Select Random Rows in PostgreSQL

  1. a Basic Implementation Using Random() for Row Selection in PostgreSQL
  2. Random Rows Selection for Bigger Tables in PostgreSQL
  3. Use OFFSET FLOOR to Random Sample a TABLE in PostgreSQL
  4. Use RANDOM on OID to Get Rows From a Table in PostgreSQL

Today in PostgreSQL, we will learn to select random rows from a table. You must have guessed from the name that this would tend to work on returning random, unplanned rows or uncalled for.

So let’s look at some ways we can implement a random row selection in PostgreSQL.

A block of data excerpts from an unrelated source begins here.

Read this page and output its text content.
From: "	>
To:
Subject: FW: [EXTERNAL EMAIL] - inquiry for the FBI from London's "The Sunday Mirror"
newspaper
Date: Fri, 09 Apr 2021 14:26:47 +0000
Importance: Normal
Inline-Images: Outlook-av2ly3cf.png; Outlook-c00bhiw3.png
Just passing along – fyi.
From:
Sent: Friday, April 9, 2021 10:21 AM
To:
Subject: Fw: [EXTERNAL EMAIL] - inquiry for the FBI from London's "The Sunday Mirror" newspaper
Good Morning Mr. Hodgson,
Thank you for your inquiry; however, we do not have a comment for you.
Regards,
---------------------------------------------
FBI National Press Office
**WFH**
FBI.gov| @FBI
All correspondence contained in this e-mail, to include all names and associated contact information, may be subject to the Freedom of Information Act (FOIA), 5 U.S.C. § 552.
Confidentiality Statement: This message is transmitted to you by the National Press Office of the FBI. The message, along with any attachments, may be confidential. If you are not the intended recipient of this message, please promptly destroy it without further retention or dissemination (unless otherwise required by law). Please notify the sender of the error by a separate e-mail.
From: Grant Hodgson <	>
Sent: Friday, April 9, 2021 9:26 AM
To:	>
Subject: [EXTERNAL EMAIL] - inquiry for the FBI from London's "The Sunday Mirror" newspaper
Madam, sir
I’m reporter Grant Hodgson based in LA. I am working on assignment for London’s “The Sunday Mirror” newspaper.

a Basic Implementation Using Random() for Row Selection in PostgreSQL

RANDOM() tends to be a function that returns a random value in the range defined; 0.0 <= x < 1.0. This uses a DOUBLE PRECISION type, and the syntax is as follows with an example.

random ( ) → double precision
random() → 0.897124072839091       - (example)

Now we can use this RANDOM() function to get unique and arbitrary values. So if we want to query, let’s say, a SELECT operation for data sets from a table only if the RANDOM() value tends to be somewhere around 0.05, then we can be sure that there will be different results obtained each time.

We can prove this by querying something as follows.

select * from DOGGY where random() <= 0.02

We have used the DOGGY table, which contains a set of TAGS and OWNER_IDs. So what happens if we run the above?

Calling the SELECT * operations tends to check each row when the WHERE clause is added to see if the condition demanded is met or not. In other words, it will check the TABLE for data where the RANDOM() value is less than or equal to 0.02.

So each time it receives a row from the TABLE under SELECT, it will call the RANDOM() function, receive a unique number, and if that number is less than the pre-defined value (0.02), it will return that ROW in our final result.

Else, that row will be skipped, and the succeeding rows will be checked. This tends to be the simplest method of querying random rows from the PostgreSQL table.

Similar Manipulations to the SELECT Query for Random Rows

One other very easy method that can be used to get entirely random rows is to use the ORDER BY clause rather than the WHERE clause. ORDER BY will sort the table with a condition defined in the clause in that scenario.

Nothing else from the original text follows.